Steven D'Aprano wrote:

> On Fri, Apr 24, 2015 at 04:34:19PM -0700, Jim Mooney wrote:
> 
>> I was looking things up and although there are aliases for utf_8 (utf8
>> and utf-8) I see no aliases for utf_8_sig, so I'm surprised the utf-8-sig
>> I tried using, worked at all. Actually, I was trying to find the file
>> where the aliases are so I could change it and have utf_8_sig called up
>> when I used utf8, but it appears to be hard-coded.
> 
> I believe that Python's codecs system automatically normalises the
> encoding name by removing spaces, dashes and underscores, but I'm afraid
> that either I don't understand how it works or it is buggy:
> 
> py> 'Hello'.encode('utf___---___  -- ___8')  # Works.
> b'Hello'
> 
> py> 'Hello'.encode('ut-f8')  # Fails.
> Traceback (most recent call last):
>   File "<stdin>", line 1, in <module>
> LookupError: unknown encoding: ut-f8

I don't think this is a bug.

Normalization of the name converts to lowercase and collapses arbitrary 
sequences of punctuation into a single "_".

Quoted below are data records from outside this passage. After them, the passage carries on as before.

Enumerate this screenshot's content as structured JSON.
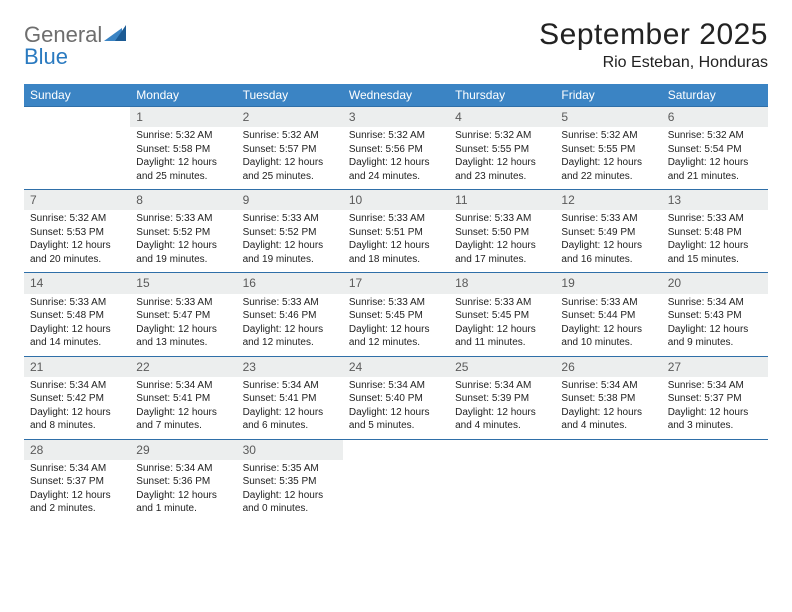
{
  "logo": {
    "general": "General",
    "blue": "Blue"
  },
  "title": "September 2025",
  "location": "Rio Esteban, Honduras",
  "colors": {
    "header_bg": "#3b84c4",
    "header_text": "#ffffff",
    "daynum_bg": "#eceeee",
    "daynum_text": "#5a5a5a",
    "week_divider": "#2f6fa8",
    "body_text": "#222222",
    "logo_gray": "#6e6e6e",
    "logo_blue": "#2a7ac0",
    "logo_tri_dark": "#1c5b94"
  },
  "weekdays": [
    "Sunday",
    "Monday",
    "Tuesday",
    "Wednesday",
    "Thursday",
    "Friday",
    "Saturday"
  ],
  "weeks": [
    [
      null,
      {
        "n": "1",
        "sr": "Sunrise: 5:32 AM",
        "ss": "Sunset: 5:58 PM",
        "dl": "Daylight: 12 hours and 25 minutes."
      },
      {
        "n": "2",
        "sr": "Sunrise: 5:32 AM",
        "ss": "Sunset: 5:57 PM",
        "dl": "Daylight: 12 hours and 25 minutes."
      },
      {
        "n": "3",
        "sr": "Sunrise: 5:32 AM",
        "ss": "Sunset: 5:56 PM",
        "dl": "Daylight: 12 hours and 24 minutes."
      },
      {
        "n": "4",
        "sr": "Sunrise: 5:32 AM",
        "ss": "Sunset: 5:55 PM",
        "dl": "Daylight: 12 hours and 23 minutes."
      },
      {
        "n": "5",
        "sr": "Sunrise: 5:32 AM",
        "ss": "Sunset: 5:55 PM",
        "dl": "Daylight: 12 hours and 22 minutes."
      },
      {
        "n": "6",
        "sr": "Sunrise: 5:32 AM",
        "ss": "Sunset: 5:54 PM",
        "dl": "Daylight: 12 hours and 21 minutes."
      }
    ],
    [
      {
        "n": "7",
        "sr": "Sunrise: 5:32 AM",
        "ss": "Sunset: 5:53 PM",
        "dl": "Daylight: 12 hours and 20 minutes."
      },
      {
        "n": "8",
        "sr": "Sunrise: 5:33 AM",
        "ss": "Sunset: 5:52 PM",
        "dl": "Daylight: 12 hours and 19 minutes."
      },
      {
        "n": "9",
        "sr": "Sunrise: 5:33 AM",
        "ss": "Sunset: 5:52 PM",
        "dl": "Daylight: 12 hours and 19 minutes."
      },
      {
        "n": "10",
        "sr": "Sunrise: 5:33 AM",
        "ss": "Sunset: 5:51 PM",
        "dl": "Daylight: 12 hours and 18 minutes."
      },
      {
        "n": "11",
        "sr": "Sunrise: 5:33 AM",
        "ss": "Sunset: 5:50 PM",
        "dl": "Daylight: 12 hours and 17 minutes."
      },
      {
        "n": "12",
        "sr": "Sunrise: 5:33 AM",
        "ss": "Sunset: 5:49 PM",
        "dl": "Daylight: 12 hours and 16 minutes."
      },
      {
        "n": "13",
        "sr": "Sunrise: 5:33 AM",
        "ss": "Sunset: 5:48 PM",
        "dl": "Daylight: 12 hours and 15 minutes."
      }
    ],
    [
      {
        "n": "14",
        "sr": "Sunrise: 5:33 AM",
        "ss": "Sunset: 5:48 PM",
        "dl": "Daylight: 12 hours and 14 minutes."
      },
      {
        "n": "15",
        "sr": "Sunrise: 5:33 AM",
        "ss": "Sunset: 5:47 PM",
        "dl": "Daylight: 12 hours and 13 minutes."
      },
      {
        "n": "16",
        "sr": "Sunrise: 5:33 AM",
        "ss": "Sunset: 5:46 PM",
        "dl": "Daylight: 12 hours and 12 minutes."
      },
      {
        "n": "17",
        "sr": "Sunrise: 5:33 AM",
        "ss": "Sunset: 5:45 PM",
        "dl": "Daylight: 12 hours and 12 minutes."
      },
      {
        "n": "18",
        "sr": "Sunrise: 5:33 AM",
        "ss": "Sunset: 5:45 PM",
        "dl": "Daylight: 12 hours and 11 minutes."
      },
      {
        "n": "19",
        "sr": "Sunrise: 5:33 AM",
        "ss": "Sunset: 5:44 PM",
        "dl": "Daylight: 12 hours and 10 minutes."
      },
      {
        "n": "20",
        "sr": "Sunrise: 5:34 AM",
        "ss": "Sunset: 5:43 PM",
        "dl": "Daylight: 12 hours and 9 minutes."
      }
    ],
    [
      {
        "n": "21",
        "sr": "Sunrise: 5:34 AM",
        "ss": "Sunset: 5:42 PM",
        "dl": "Daylight: 12 hours and 8 minutes."
      },
      {
        "n": "22",
        "sr": "Sunrise: 5:34 AM",
        "ss": "Sunset: 5:41 PM",
        "dl": "Daylight: 12 hours and 7 minutes."
      },
      {
        "n": "23",
        "sr": "Sunrise: 5:34 AM",
        "ss": "Sunset: 5:41 PM",
        "dl": "Daylight: 12 hours and 6 minutes."
      },
      {
        "n": "24",
        "sr": "Sunrise: 5:34 AM",
        "ss": "Sunset: 5:40 PM",
        "dl": "Daylight: 12 hours and 5 minutes."
      },
      {
        "n": "25",
        "sr": "Sunrise: 5:34 AM",
        "ss": "Sunset: 5:39 PM",
        "dl": "Daylight: 12 hours and 4 minutes."
      },
      {
        "n": "26",
        "sr": "Sunrise: 5:34 AM",
        "ss": "Sunset: 5:38 PM",
        "dl": "Daylight: 12 hours and 4 minutes."
      },
      {
        "n": "27",
        "sr": "Sunrise: 5:34 AM",
        "ss": "Sunset: 5:37 PM",
        "dl": "Daylight: 12 hours and 3 minutes."
      }
    ],
    [
      {
        "n": "28",
        "sr": "Sunrise: 5:34 AM",
        "ss": "Sunset: 5:37 PM",
        "dl": "Daylight: 12 hours and 2 minutes."
      },
      {
        "n": "29",
        "sr": "Sunrise: 5:34 AM",
        "ss": "Sunset: 5:36 PM",
        "dl": "Daylight: 12 hours and 1 minute."
      },
      {
        "n": "30",
        "sr": "Sunrise: 5:35 AM",
        "ss": "Sunset: 5:35 PM",
        "dl": "Daylight: 12 hours and 0 minutes."
      },
      null,
      null,
      null,
      null
    ]
  ]
}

The lookup that follows maps "utf8" to "utf_8" via a table:

>>> [n for n, v in encodings.aliases.aliases.items() if v == "utf_8"]
['utf8_ucs2', 'utf8', 'u8', 'utf', 'utf8_ucs4']

Hm, who the heck uses "u8"? I'd rather go with

>>> encodings.aliases.aliases["steven_s_preferred_encoding"] = "utf_8"
>>> "Hello".encode("--- Steven's preferred encoding ---")
b'Hello'

;)